The normalcy of prescribing Oxy was shown to me talking to Kate Groundwater. As we talked, she told the story of her time working with an orthopedic surgeon around 2014 after going through nursing school, in which she was told that “pain is whatever the patient says it is. Stop asking questions, just treat the pain.” Kate continued, “His very typical prescription model was…you prescribe Oxy to almost everyone.” The surgeon tapered off his patient’s dosage, first prescribing 3 doses of the drug and gradually reducing intake to one dose per day. “God only knows how many became addicted to OxyContin. He was prescribing a lot of OxyContin.”
In another job, OxyContin was used to treat cancer and sickle cell anemia patients. Groundwater stressed the difference between acute and chronic conditions. “Opioids can be extremely effective [for an acute condition.] When you get into real trouble is when people have chronic issues.” Because cancer and sickle cell anemia patients sometimes live with their conditions for years on end, many become “just totally addicted to it.”

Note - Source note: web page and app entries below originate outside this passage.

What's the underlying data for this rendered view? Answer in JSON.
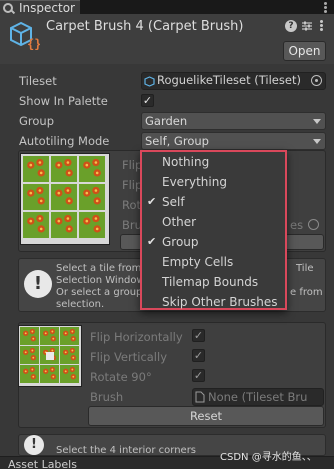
{
  "tab": {
    "label": "Inspector"
  },
  "header": {
    "title": "Carpet Brush 4 (Carpet Brush)",
    "open_label": "Open",
    "help_icon": "?",
    "settings_icon": "sliders-icon",
    "menu_icon": "kebab-icon"
  },
  "fields": {
    "tileset_label": "Tileset",
    "tileset_value": "RoguelikeTileset (Tileset)",
    "show_in_palette_label": "Show In Palette",
    "show_in_palette_checked": true,
    "group_label": "Group",
    "group_value": "Garden",
    "autotiling_label": "Autotiling Mode",
    "autotiling_value": "Self, Group"
  },
  "rule1": {
    "flip_h_partial": "Flip",
    "flip_v_partial": "Flip",
    "rotate_partial": "Rota",
    "brush_partial": "Brus",
    "brush_value_tail": "es"
  },
  "help1": {
    "line1_left": "Select  a  tile from",
    "line1_right": "Tile",
    "line2": "Selection Window",
    "line3_left": "Or select a group",
    "line3_right": "e from",
    "line4": "selection."
  },
  "rule2": {
    "flip_h_label": "Flip Horizontally",
    "flip_v_label": "Flip Vertically",
    "rotate_label": "Rotate 90°",
    "brush_label": "Brush",
    "brush_value": "None (Tileset Bru",
    "reset_label": "Reset"
  },
  "help2": {
    "text": "Select the 4 interior corners"
  },
  "dropdown_options": [
    {
      "label": "Nothing",
      "checked": false
    },
    {
      "label": "Everything",
      "checked": false
    },
    {
      "label": "Self",
      "checked": true
    },
    {
      "label": "Other",
      "checked": false
    },
    {
      "label": "Group",
      "checked": true
    },
    {
      "label": "Empty Cells",
      "checked": false
    },
    {
      "label": "Tilemap Bounds",
      "checked": false
    },
    {
      "label": "Skip Other Brushes",
      "checked": false
    }
  ],
  "footer": {
    "title": "Asset Labels"
  },
  "watermark": "CSDN @寻水的鱼、、",
  "colors": {
    "highlight_border": "#d9485b",
    "grass": "#6aa02a",
    "flower": "#d05018",
    "panel_bg": "#383838"
  }
}
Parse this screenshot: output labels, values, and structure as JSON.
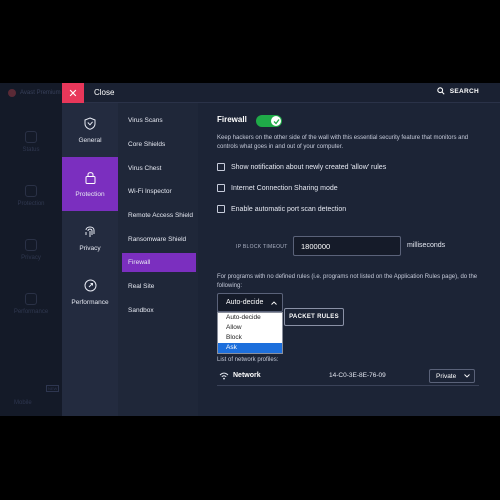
{
  "background_app": {
    "title": "Avast Premium",
    "items": [
      "Status",
      "Protection",
      "Privacy",
      "Performance"
    ],
    "bottom_label": "Mobile",
    "badge": "NEW"
  },
  "topbar": {
    "close_label": "Close",
    "search_label": "SEARCH"
  },
  "nav": {
    "items": [
      {
        "label": "General",
        "icon": "shield-outline-icon"
      },
      {
        "label": "Protection",
        "icon": "lock-icon",
        "active": true
      },
      {
        "label": "Privacy",
        "icon": "fingerprint-icon"
      },
      {
        "label": "Performance",
        "icon": "rocket-icon"
      }
    ]
  },
  "subnav": {
    "items": [
      "Virus Scans",
      "Core Shields",
      "Virus Chest",
      "Wi-Fi Inspector",
      "Remote Access Shield",
      "Ransomware Shield",
      "Firewall",
      "Real Site",
      "Sandbox"
    ],
    "active": "Firewall"
  },
  "firewall": {
    "title": "Firewall",
    "enabled": true,
    "description": "Keep hackers on the other side of the wall with this essential security feature that monitors and controls what goes in and out of your computer.",
    "options": [
      {
        "label": "Show notification about newly created 'allow' rules",
        "checked": false
      },
      {
        "label": "Internet Connection Sharing mode",
        "checked": false
      },
      {
        "label": "Enable automatic port scan detection",
        "checked": false
      }
    ],
    "ip_block_label": "IP BLOCK TIMEOUT",
    "ip_block_value": "1800000",
    "ip_block_unit": "milliseconds",
    "rules_description": "For programs with no defined rules (i.e. programs not listed on the Application Rules page), do the following:",
    "rule_select_value": "Auto-decide",
    "rule_options": [
      "Auto-decide",
      "Allow",
      "Block",
      "Ask"
    ],
    "rule_highlighted": "Ask",
    "packet_rules_label": "PACKET RULES",
    "profiles_label": "List of network profiles:",
    "networks": [
      {
        "name": "Network",
        "mac": "14-C0-3E-8E-76-09",
        "profile": "Private"
      }
    ]
  },
  "colors": {
    "accent": "#7b2fbf",
    "close": "#e8375a",
    "toggle_on": "#1faa48",
    "bg": "#1c2436"
  }
}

As the only nurse for around 1500 students at Gallatin High School, Kate Groundwater mostly deals with headaches, stress, aches, and issues with mental health. While she recommended some students to drink more water and get more sleep, she reached over to a corner of the office. “The one reassuring thing is that we do now have narcan. The nurses have narcan and all officers at the school have narcan.” Narcan, also called Naloxone, is a nasal spray used to block the impacts of an opioid overdose and can restore normal respiratory function within minutes.
While drug education centers around what people our age have to do to change their lifestyles, something as basic as coping with pain has become its own gateway drug. According to the Substance Abuse and Mental Health Services Administration (SAMHSA), more than 25% of the time, prescription pain relievers for nonmedical use among users aged 12 or older comes from prescriptions from one or more doctors. Additionally, more than half of nonmedical use stems from the painkillers family members and friends have on hand, often obtained legally from a medical provider. The War on Drugs seems to have morphed into a battle against pain itself. It’s clear why American families want to separate themselves from companies like Purdue and the physicians that they use on their behalf, but as Kate Groundwater put it, Oxy, “percolated to even… nursing schools. It was part of our education.”